Rwanda has since maintained a strong military presence along the common border, enforcing a “travel advisory” it imposed on her citizens not to travel to Uganda over allegations of arrests and torture. Kampala has consistently dismissed the allegations as baseless and unfounded. Close to two million Rwandans live in Uganda, many of whom are permanent residents.
Business between the interdependent border communities has been severely disrupted. Many Rwandans depend on Uganda for basic home user goods, food, and other services, and these are in short supply since the border shutdown. For instance, the price of a bar of soap has since risen from RF 1000 to RF 4000 (about UGX 15,000/-).
Some residents along the common border many of whom have relatives on the Rwanda side have told Kampala Post that they are considering abandoning their border homelands for other secure areas in Uganda due to the heightened fear violence could break out any time.
The people of Uganda and Rwanda, for social and historical reasons, have traditionally been allies.
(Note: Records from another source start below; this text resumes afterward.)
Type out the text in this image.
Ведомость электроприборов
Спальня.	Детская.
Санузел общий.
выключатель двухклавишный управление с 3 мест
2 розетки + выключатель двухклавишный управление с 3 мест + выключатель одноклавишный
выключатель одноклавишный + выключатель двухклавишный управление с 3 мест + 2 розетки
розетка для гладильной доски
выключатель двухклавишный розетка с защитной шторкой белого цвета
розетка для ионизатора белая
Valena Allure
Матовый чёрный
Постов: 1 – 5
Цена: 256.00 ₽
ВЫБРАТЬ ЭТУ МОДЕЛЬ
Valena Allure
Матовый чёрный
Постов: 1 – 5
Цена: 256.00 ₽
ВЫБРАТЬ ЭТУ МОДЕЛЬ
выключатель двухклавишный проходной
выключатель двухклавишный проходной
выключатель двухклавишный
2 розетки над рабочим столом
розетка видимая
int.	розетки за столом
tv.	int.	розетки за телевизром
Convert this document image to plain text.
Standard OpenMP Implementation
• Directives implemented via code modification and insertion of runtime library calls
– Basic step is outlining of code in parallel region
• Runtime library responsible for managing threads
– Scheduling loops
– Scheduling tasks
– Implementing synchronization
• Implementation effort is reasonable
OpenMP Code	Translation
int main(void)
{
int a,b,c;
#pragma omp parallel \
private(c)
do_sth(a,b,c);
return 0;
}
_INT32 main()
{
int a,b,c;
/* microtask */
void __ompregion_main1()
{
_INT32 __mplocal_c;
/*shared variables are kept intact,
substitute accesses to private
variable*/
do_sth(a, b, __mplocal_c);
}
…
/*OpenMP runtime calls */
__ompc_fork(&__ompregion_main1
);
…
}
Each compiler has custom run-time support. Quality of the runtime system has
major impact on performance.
From 1959 up to 1961, following a period of intense ethnic violence between the Hutus and Tutsis, the first wave of Rwandan refugees fled to Uganda, which they would call home for decades to come. Many of Rwanda’s current leaders, including President Kagame, hail from that generation. Some of these Rwandan refugees, now naturalized Ugandans, were to participate in Uganda’s war of resistance by the NRA/M from 1981 which ended in victory in 1986.
In October 1990, led by Gen. Fred Gisa Rwigyema, a breakaway RPF force supported by Uganda invaded Rwanda, before scoring a decisive victory in 1994, overshadowed by 100 days of genocide whose scale shocked the world. Rwigyema was killed early in the war, with Gen. Kagame eventually assuming the reigns of leadership in the intervening years.
Here is a timeline of key events that have shaped the relations between the two countries in recent times:
August 1999: RDF Attacks UPDF in Kisangani
For inexplicable reasons, the Rwandan army attacked and blockaded UPDF forces in the DRC city of Kisangani, despite the fact that the friendly forces were allies fighting on the same side. One UPDF General was to later describe the action by the Rwandan partners as “treacherous.” “UPDF were stabbed in the back by their supposedly Rwandan allies, but as we now know very well, that has always been their modus-operandi,” he hastened to add. The attacks by RDF on UPDF positions were repeated in June 2000, and 2002, despite efforts by Uganda to smoothen the relations between the two countries.
2009 – 2017: Abduction and killing of Rwandan refugees in Uganda
For years, Rwanda government state operatives have with the help of some rogue elements in Uganda’s security services operated behind the back of Ugandan authorities to kidnap and sometimes kill dissidents and perceived Rwanda government critics who had sought refuge in Uganda. For instance, in November 2011, prominent Rwandan journalist Charles Ingabire was murdered in Bukesa, a Kampala suburb after being trailed for weeks by Rwandan operatives. A few weeks later, Jerome Ndagijimana, a member of the opposition United Democratic Forces of Rwanda had his throat slit at a store he worked in Kampala, and the assassins fled without a trace.
February 2019: Rwanda closes border with Uganda
On the morning of 28 February 2019, and without warning, Rwandan authorities unilaterally closed the common border with Uganda at Katuna and Cyanika, trapping hundreds of cargo trucks loaded with goods in the no-man’s land between the two countries. Ugandan foreign minister Sam Kutesa later said in a statement Rwanda had imposed a full-scale trade embargo on Uganda. Rwanda has also since maintained a heavy military presence along with the common frontier stocking fear and despondency amongst the border communities.